The Edinburgh International Film Festival has drawn to a close with the world premiere of Morrissey biopic England Is Mine.
Director Mark Gill’s portrait of The Smiths singer’s early years in 1970s Manchester had its first screening at the festival’s closing night gala in the Scottish capital.
Joining Gill on the red carpet were stars including Scottish actor Jack Lowden, who plays Morrissey, and Jessica Brown Findlay, who plays artist and friend Linder Sterling.
Gill said it was a “real honour” to close the festival, which has been celebrating its 70th anniversary after being formed in 1947 alongside the city’s International Festival and Festival Fringe.
He said the biopic, which was not authorised by the singer, was a “passion project” born out of growing up on the same streets.
He told the Press Association: “I grew up in Stretford in Manchester on the same street as Morrissey, The Smiths were my first love and I was always interested in who that voice was coming out of the speakers, especially on his early records.
“Once I started digging you realise there’s a really interesting story there so it is a very personal story for me.
“Every film has to be a passion project to some degree but I think this for me, it’s my first film, I wouldn’t say it was easy but getting to make a film about where I grew up, about something that I loved, it was comforting.”
Asked how he went about making a film about a living music icon, he added: “I think you have to show a great deal of respect.
“I think that’s very important and we have tried to be very respectful, but you’re also dealing with a character who comes to life on the page.
“So in that respect that was really exciting to try and develop who he might have been and try and make it more for people beyond the fanbase.”

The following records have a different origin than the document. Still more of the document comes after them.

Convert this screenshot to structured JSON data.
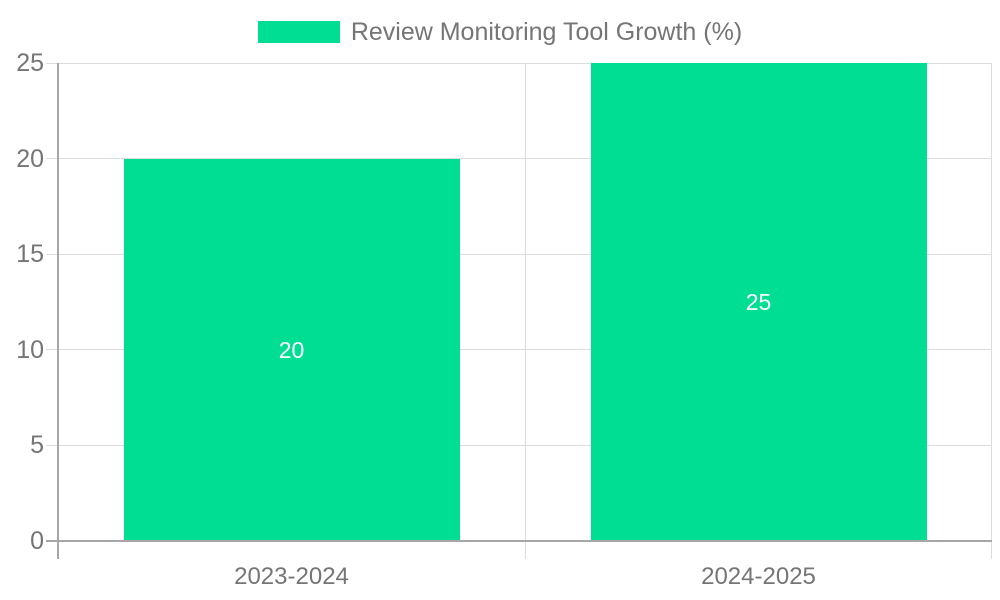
{
  "chart_data": {
    "type": "bar",
    "title": "Review Monitoring Tool Growth (%)",
    "legend_entries": [
      "Review Monitoring Tool Growth (%)"
    ],
    "legend_position": "top-center",
    "categories": [
      "2023-2024",
      "2024-2025"
    ],
    "values": [
      20,
      25
    ],
    "bar_value_labels": [
      "20",
      "25"
    ],
    "xlabel": "",
    "ylabel": "",
    "ylim": [
      0,
      25
    ],
    "yticks": [
      0,
      5,
      10,
      15,
      20,
      25
    ],
    "grid": true,
    "colors": {
      "bar": "#00de94",
      "bar_label_text": "#ffffff",
      "axis_line": "#a6a6a6",
      "grid_line": "#dcdcdc",
      "tick_text": "#757575",
      "background": "#ffffff"
    }
  }
}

Lowden, who starred in the BBC’s recent adaption of War And Peace, said it was great to be able to close the festival having grown up about 45 minutes away in the Scottish Borders.
He said he did not know what the singer would make of his portrayal, adding: “I think it’s true to what we had in front of us.
“You forget that it’s Morrissey, that’s how you do it. As soon as you’re aware that he’s iconic then even the way you put on a tie will be iconic. You just need to play a person.”
Findlay, best known as Downton Abbey’s Lady Sybil, said it was “incredible” to be part of the festival’s finale.
She said: “It’s such an honour particularly with a film that’s so dynamic and exciting and sort of full of its own angst, that feels great. I love it here.”
Speaking about Sterling and her friendship with the singer, she added: “What a dream to be able to play a punk, feminist artist. Every word in that sentence is music to my ears, so that felt wonderful.
“What they end up doing is prolific but in that moment they are two people who are scared and excited by the world and they had a meeting of minds and it’s so rare when you meet someone who sparks you off like that creatively, and when you do you can’t let go of it.
“And there is a real force behind Linder seeing that in Steven and I think that’s beautiful and a wonderful way to tell that story.”